Monday, June 23, 2008

An Hour Before Twilight, Downtown Monday




I went up north earlier to watch a scene from DILLINGER being set up for filming--I took a few photos for a future post--and I talked cop talk with a uniform watching over Roscoe Street. I took my time bumming around, went into Chicago Comics, took the Ravenswood el to the west side of the Loop and looked at more demolition sites, then continued on to the Orange Line to catch the last bus from Midway at 8:15 PM. I had a great rush of nostalgia bordering on deja vu being in the Loop after rush hour but before dusk. The crowd thins, you see more people hugging, more people begging, and the beggars are slowly moving towards wherever they've staked themselves for the night. I saw one guy going to a box behind some Port-A-Pots near the Chicago Theater. In the winter, I've seen people sleeping on top of steam vents above the subway. It was a nice night, mid 60s, so maybe that's why I saw so many people hugging, young college kids from the Art Institute dorms. Usually I'm passing through downtown from a Twilight Tales reading much later at night, or if I have a focus study session--as I do tomorrow at 11:30, $100 to talk an hour about lip balm--it is still well after 9 PM that I head home. (On those occasions, I take the Red Line to 87th & State; I tell everyone my coach turns into a pumpkin if I'm not there by 11:05 PM. So the wind, the sky, the homeless and those in love, they all reminded me of days when I worked downtown and found myself walking around, doing exactly what I reveled in tonight.

3 comments:

Charles Gramlich said...

I don't know what it's truly like to be homeless. For a day or two, after Katrina. It felt that way. But it wasn't real, not the way sleeping in a box is.
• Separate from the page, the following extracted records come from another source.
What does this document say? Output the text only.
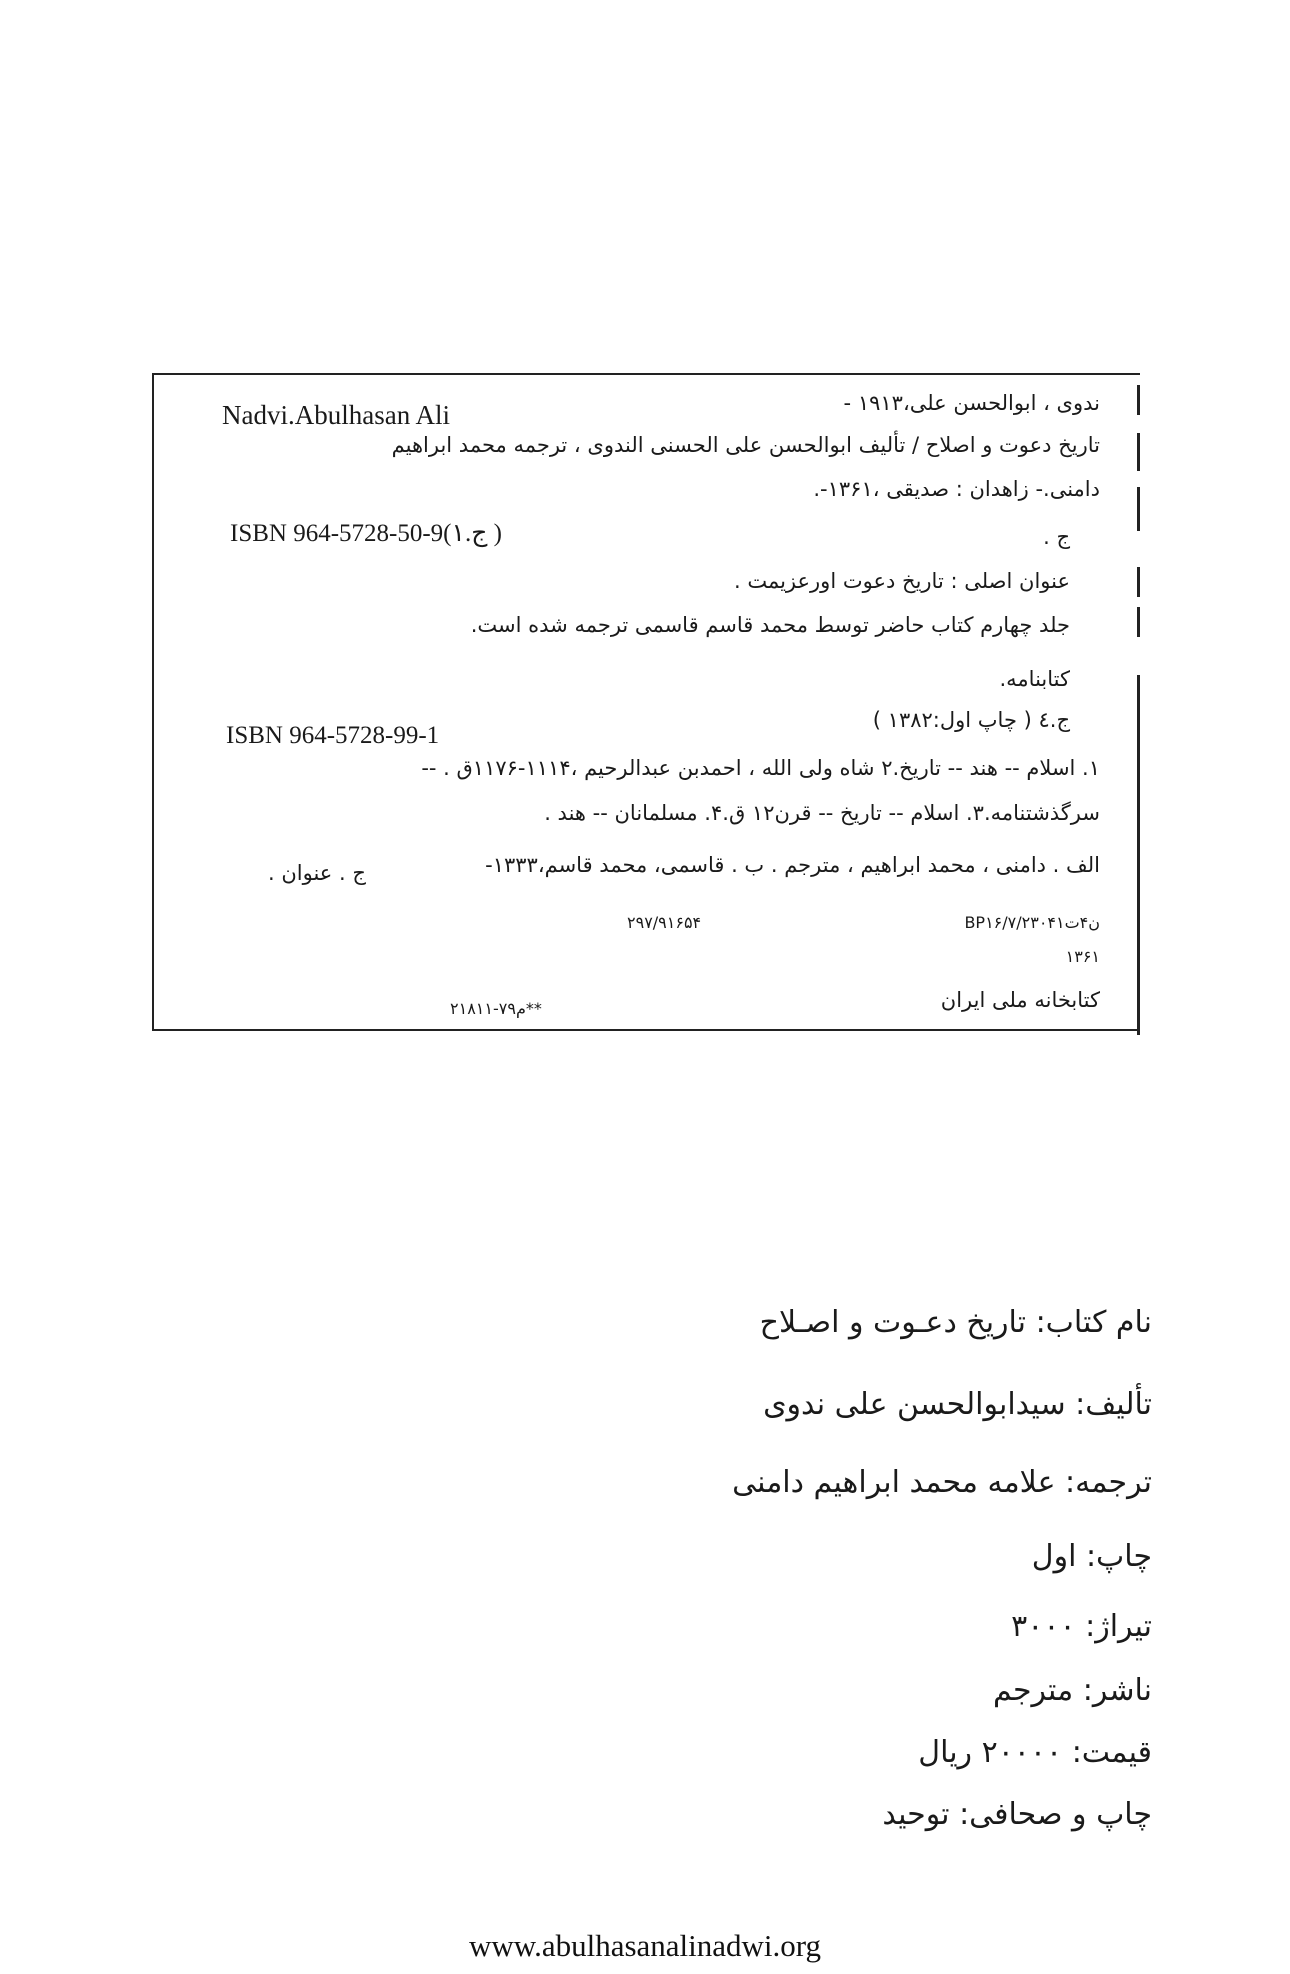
ندوی ، ابوالحسن علی،۱۹۱۳ -
Nadvi.Abulhasan Ali
تاریخ دعوت و اصلاح / تألیف ابوالحسن علی الحسنی الندوی ، ترجمه محمد ابراهیم
دامنی.- زاهدان : صدیقی ،۱۳۶۱-.
ج .
ISBN 964-5728-50-9(ج.۱ )
عنوان اصلی : تاریخ دعوت اورعزیمت .
جلد چهارم کتاب حاضر توسط محمد قاسم قاسمی ترجمه شده است.
کتابنامه.
ج.٤ ( چاپ اول:۱۳۸۲ )
ISBN 964-5728-99-1
۱. اسلام -- هند -- تاریخ.۲ شاه ولی الله ، احمدبن عبدالرحیم ،۱۱۱۴-۱۱۷۶ق . --
سرگذشتنامه.۳. اسلام -- تاریخ -- قرن۱۲ ق.۴. مسلمانان -- هند .
الف . دامنی ، محمد ابراهیم ، مترجم . ب . قاسمی، محمد قاسم،۱۳۳۳-
ج . عنوان .
BP۱۶/۷/ن۴ت۲۳۰۴۱
۲۹۷/۹۱۶۵۴
۱۳۶۱
کتابخانه ملی ایران
۲۱۸۱۱-۷۹م**
نام کتاب: تاریخ دعـوت و اصـلاح
تألیف: سیدابوالحسن علی ندوی
ترجمه: علامه محمد ابراهیم دامنی
چاپ: اول
تیراژ: ۳۰۰۰
ناشر: مترجم
قیمت: ۲۰۰۰۰ ریال
چاپ و صحافی: توحید
www.abulhasanalinadwi.org
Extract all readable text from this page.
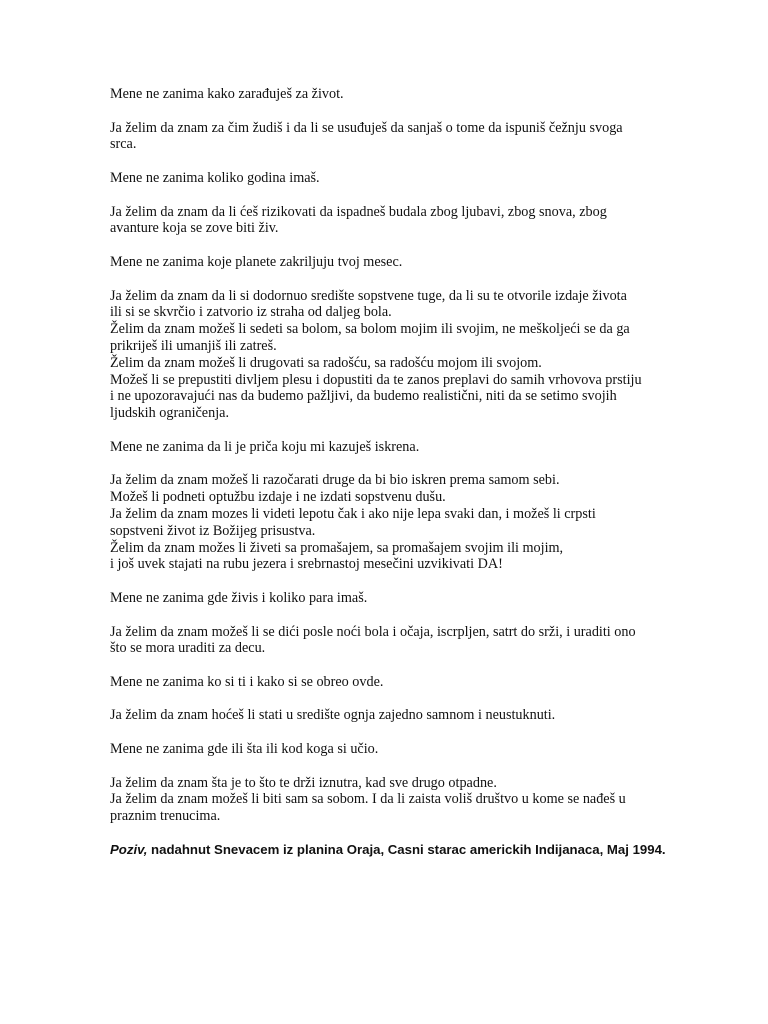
Mene ne zanima kako zarađuješ za život.

Ja želim da znam za čim žudiš i da li se usuđuješ da sanjaš o tome da ispuniš čežnju svoga
srca.

Mene ne zanima koliko godina imaš.

Ja želim da znam da li ćeš rizikovati da ispadneš budala zbog ljubavi, zbog snova, zbog
avanture koja se zove biti živ.

Mene ne zanima koje planete zakriljuju tvoj mesec.

Ja želim da znam da li si dodornuo središte sopstvene tuge, da li su te otvorile izdaje života
ili si se skvrčio i zatvorio iz straha od daljeg bola.
Želim da znam možeš li sedeti sa bolom, sa bolom mojim ili svojim, ne meškoljeći se da ga
prikriješ ili umanjiš ili zatreš.
Želim da znam možeš li drugovati sa radošću, sa radošću mojom ili svojom.
Možeš li se prepustiti divljem plesu i dopustiti da te zanos preplavi do samih vrhovova prstiju
i ne upozoravajući nas da budemo pažljivi, da budemo realistični, niti da se setimo svojih
ljudskih ograničenja.

Mene ne zanima da li je priča koju mi kazuješ iskrena.

Ja želim da znam možeš li razočarati druge da bi bio iskren prema samom sebi.
Možeš li podneti optužbu izdaje i ne izdati sopstvenu dušu.
Ja želim da znam mozes li videti lepotu čak i ako nije lepa svaki dan, i možeš li crpsti
sopstveni život iz Božijeg prisustva.
Želim da znam možes li živeti sa promašajem, sa promašajem svojim ili mojim,
i još uvek stajati na rubu jezera i srebrnastoj mesečini uzvikivati DA!

Mene ne zanima gde živis i koliko para imaš.

Ja želim da znam možeš li se dići posle noći bola i očaja, iscrpljen, satrt do srži, i uraditi ono
što se mora uraditi za decu.

Mene ne zanima ko si ti i kako si se obreo ovde.

Ja želim da znam hoćeš li stati u središte ognja zajedno samnom i neustuknuti.

Mene ne zanima gde ili šta ili kod koga si učio.

Ja želim da znam šta je to što te drži iznutra, kad sve drugo otpadne.
Ja želim da znam možeš li biti sam sa sobom. I da li zaista voliš društvo u kome se nađeš u
praznim trenucima.

Poziv, nadahnut Snevacem iz planina Oraja, Casni starac americkih Indijanaca, Maj 1994.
James Robert Smith said...

It's good that you know the city well enough to enjoy it at night.

So...they're making a movie about DILLINGER? Who's starring?

The most homeless people I've ever seen concentrated in one area...it's a toss-up between San Diego (where I'd go if I was homeless), or Philadelphia (where I would NOT go if I was homeless). Philadelphia was horrible. It was wet and it was (very) cold. Every spot that had any overhanging shelter at all also held a cardboard bed and a homeless person huddled under coats/blankets/newspapers. I'll never forget that.

Capcom said...

Sounds like a very thoughtful night indeed.

As far as I've seen to date since getting here, most of the homeless in Knoxville hang out on the sidewalk under the overpass by the Rescue Kitchen most of the time. At least they have a place to get food.